Harvard University

Matching

(Gov 2002, Graduate, Fall 2015)

Substantive questions in empirical social science research are often causal. Does voter outreach increase turnout? Do political institutions affect economic development? Are job training programs effective? This class introduces students to both the theory and the practice behind making these kinds of causal inferences. We will cover causal identification, potential outcomes, experiments, matching, regression, difference-in-differences, instrumental variables estimation, regression discontinuity designs, sensitivity analysis, dynamic causal inference, and more. The course draws upon examples from political science, economics, sociology, public health, and public policy. Taught with R.

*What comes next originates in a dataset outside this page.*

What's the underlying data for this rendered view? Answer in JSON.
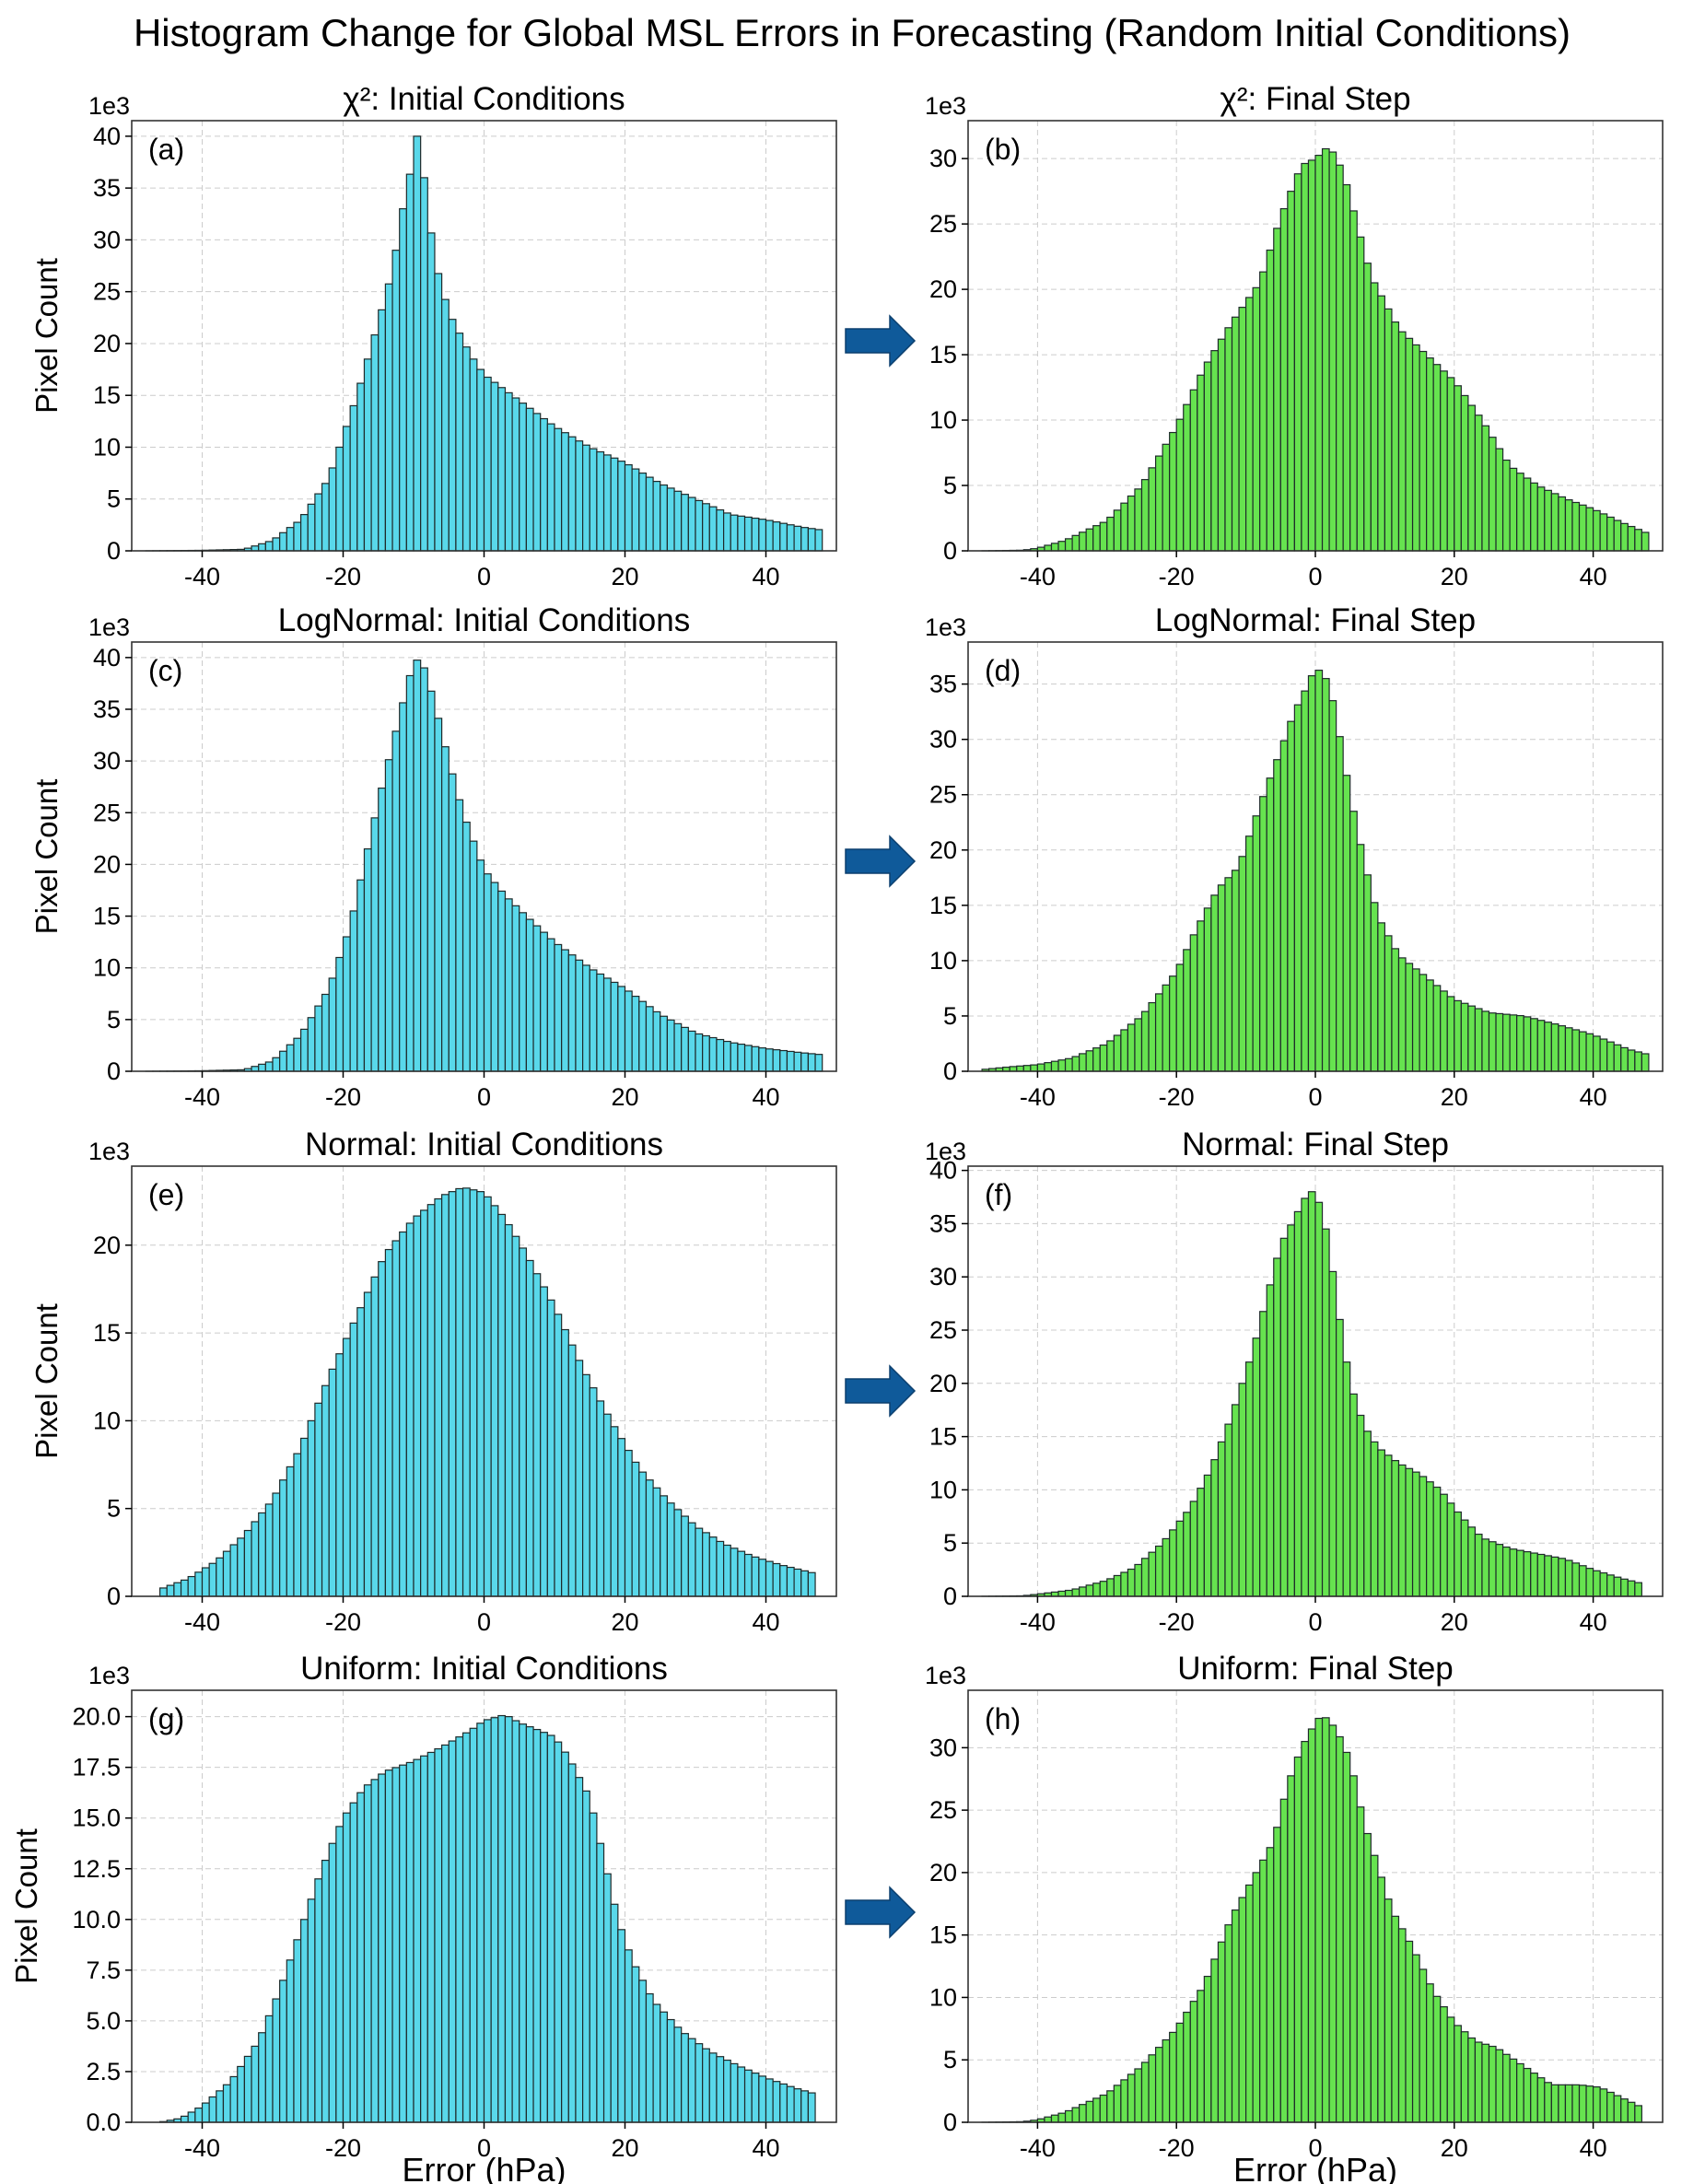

Class Page with Lecture Notes

All models are wrong, some are useful

(Gov 2000, Graduate, Fall 2016)

How can we detect voting irregularities? What causes individuals to vote? In what sense (if any) does democracy (or trade) reduce the probability of war? Quantitative political scientists address these questions and many others by using and developing statistical methods that are informed by theories in political science and the social sciences more generally. In this course, we provide an introduction to the tools used in basic quantitative social science research. The first four weeks of the course cover introductory univariate statistics, while the remainder of the course focuses on linear regression models. Furthermore, the principles learned in this course provide a foundation for the future study of more advanced topics in quantitative political methodology.

Class Page with Lecture Notes

Teaching methods in action

(Gov 2002, Graduate, Fall 2014 with Arthur Spirling)

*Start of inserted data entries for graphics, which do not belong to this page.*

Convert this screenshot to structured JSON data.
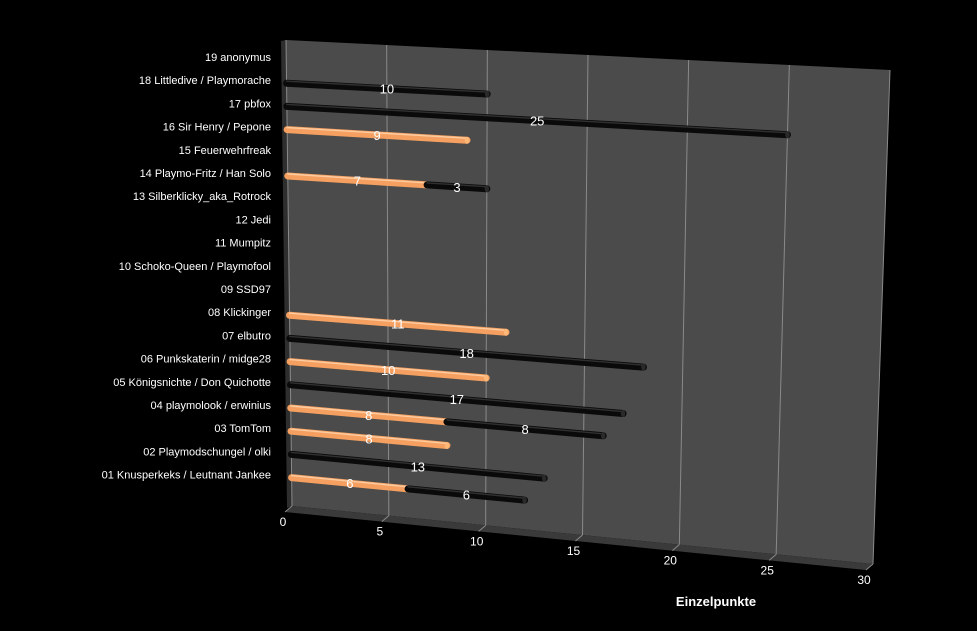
{
  "chart_data": {
    "type": "bar",
    "orientation": "horizontal",
    "stacked": true,
    "xlabel": "Einzelpunkte",
    "xlim": [
      0,
      30
    ],
    "xticks": [
      0,
      5,
      10,
      15,
      20,
      25,
      30
    ],
    "grid": true,
    "categories": [
      "01 Knusperkeks / Leutnant Jankee",
      "02 Playmodschungel / olki",
      "03 TomTom",
      "04 playmolook / erwinius",
      "05 Königsnichte / Don Quichotte",
      "06 Punkskaterin / midge28",
      "07 elbutro",
      "08 Klickinger",
      "09 SSD97",
      "10 Schoko-Queen / Playmofool",
      "11 Mumpitz",
      "12 Jedi",
      "13 Silberklicky_aka_Rotrock",
      "14 Playmo-Fritz / Han Solo",
      "15 Feuerwehrfreak",
      "16 Sir Henry / Pepone",
      "17 pbfox",
      "18 Littledive / Playmorache",
      "19 anonymus"
    ],
    "series": [
      {
        "name": "orange",
        "color": "#f5a060",
        "values": [
          6,
          null,
          8,
          8,
          null,
          10,
          null,
          11,
          null,
          null,
          null,
          null,
          null,
          7,
          null,
          9,
          null,
          null,
          null
        ]
      },
      {
        "name": "black",
        "color": "#0a0a0a",
        "values": [
          6,
          13,
          null,
          8,
          17,
          null,
          18,
          null,
          null,
          null,
          null,
          null,
          null,
          3,
          null,
          null,
          25,
          10,
          null
        ]
      }
    ]
  },
  "colors": {
    "background": "#000000",
    "wall": "#4b4b4b",
    "floor": "#3a3a3a",
    "grid": "#8a8a8a",
    "text": "#ffffff"
  }
}
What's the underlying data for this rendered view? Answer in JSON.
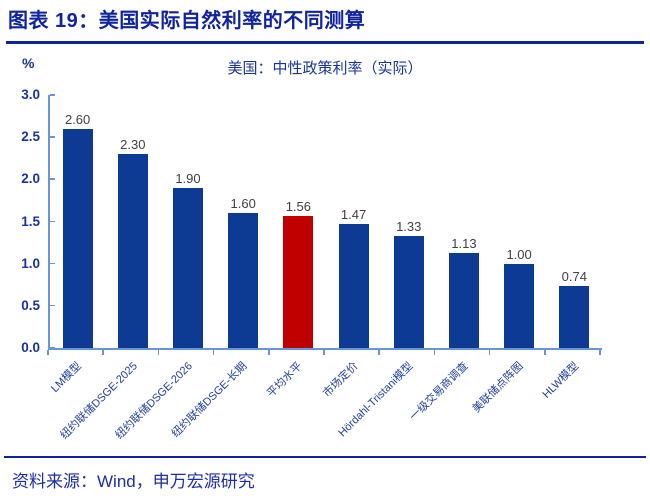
{
  "header": {
    "title": "图表 19：美国实际自然利率的不同测算"
  },
  "chart_data": {
    "type": "bar",
    "title": "美国：中性政策利率（实际）",
    "unit_label": "%",
    "categories": [
      "LM模型",
      "纽约联储DSGE-2025",
      "纽约联储DSGE-2026",
      "纽约联储DSGE-长期",
      "平均水平",
      "市场定价",
      "Hördahl-Tristani模型",
      "一级交易商调查",
      "美联储点阵图",
      "HLW模型"
    ],
    "values": [
      2.6,
      2.3,
      1.9,
      1.6,
      1.56,
      1.47,
      1.33,
      1.13,
      1.0,
      0.74
    ],
    "highlight_index": 4,
    "ylim": [
      0,
      3.0
    ],
    "yticks": [
      3.0,
      2.5,
      2.0,
      1.5,
      1.0,
      0.5,
      0.0
    ],
    "grid": false,
    "legend": null,
    "colors": {
      "bar": "#0D3B94",
      "highlight": "#C00000",
      "axis": "#6795D5",
      "value_label": "#404040",
      "tick_label": "#17349C",
      "accent": "#10239E"
    }
  },
  "footer": {
    "source": "资料来源：Wind，申万宏源研究"
  }
}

A topics class in statistical methods. Topics covered includes Bayesian methods, causal inference, text analysis, item-response models, and others. Taught with a mix of lecture, discussion, and student presentations. Designed for second-year graduate students.

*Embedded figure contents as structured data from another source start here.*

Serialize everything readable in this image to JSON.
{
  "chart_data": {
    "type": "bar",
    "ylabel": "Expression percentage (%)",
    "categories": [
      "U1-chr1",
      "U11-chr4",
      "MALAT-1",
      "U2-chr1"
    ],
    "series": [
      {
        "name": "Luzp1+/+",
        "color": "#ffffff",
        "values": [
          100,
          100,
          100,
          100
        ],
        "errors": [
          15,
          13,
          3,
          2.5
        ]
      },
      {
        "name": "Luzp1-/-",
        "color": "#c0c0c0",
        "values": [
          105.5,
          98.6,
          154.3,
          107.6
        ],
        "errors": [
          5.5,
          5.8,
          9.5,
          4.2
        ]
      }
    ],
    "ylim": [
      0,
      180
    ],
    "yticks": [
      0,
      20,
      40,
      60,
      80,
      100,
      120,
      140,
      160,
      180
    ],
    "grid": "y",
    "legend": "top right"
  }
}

  • Causal Inference 1: Potential Outcomes and Selection on Observables (Slides)
  • Causal Inference 2: Instrumental Variables (Slides)
  • Causal Inference 3: Regression Discontinuity Designs (Slides)
  • Causal Inference 4: Panel Data (Slides)

University of Rochester

Matching?

(PSC 504, Spring 2013)

Substantive questions in empirical social science research are often causal. Does voter outreach increase turnout? Do political institutions affect economic development? Are job training programs effective? This class will introduce students to both the theory and the practice behind making these kinds of causal inferences. We will cover causal identification, potential outcomes, experiments, matching, regression, difference-in-differences, instrumental variables estimation, regression discontinuity designs, sensitivity analysis, dynamic causal inference, and more. The course will draw upon examples from political science, economics, sociology, public health, and public policy. Taught with R, with a mix of lectures, discussion, and in-class computing.

Class Page

Galton correlation

(PSC 200, Fall 2012)

Data analysis has become a key part of many fields including politics, business, law, and public policy. This course covers the fundamentals of data analysis, giving students the necessary statistical skills to understand and critically analyze contemporary political, legal, and policy puzzles. Lectures focus on the theory and practice of quantitative analysis and weekly lab sessions guide students through the particulars of statistical software. No prior knowledge of statistics or data analysis is required. Taught with R.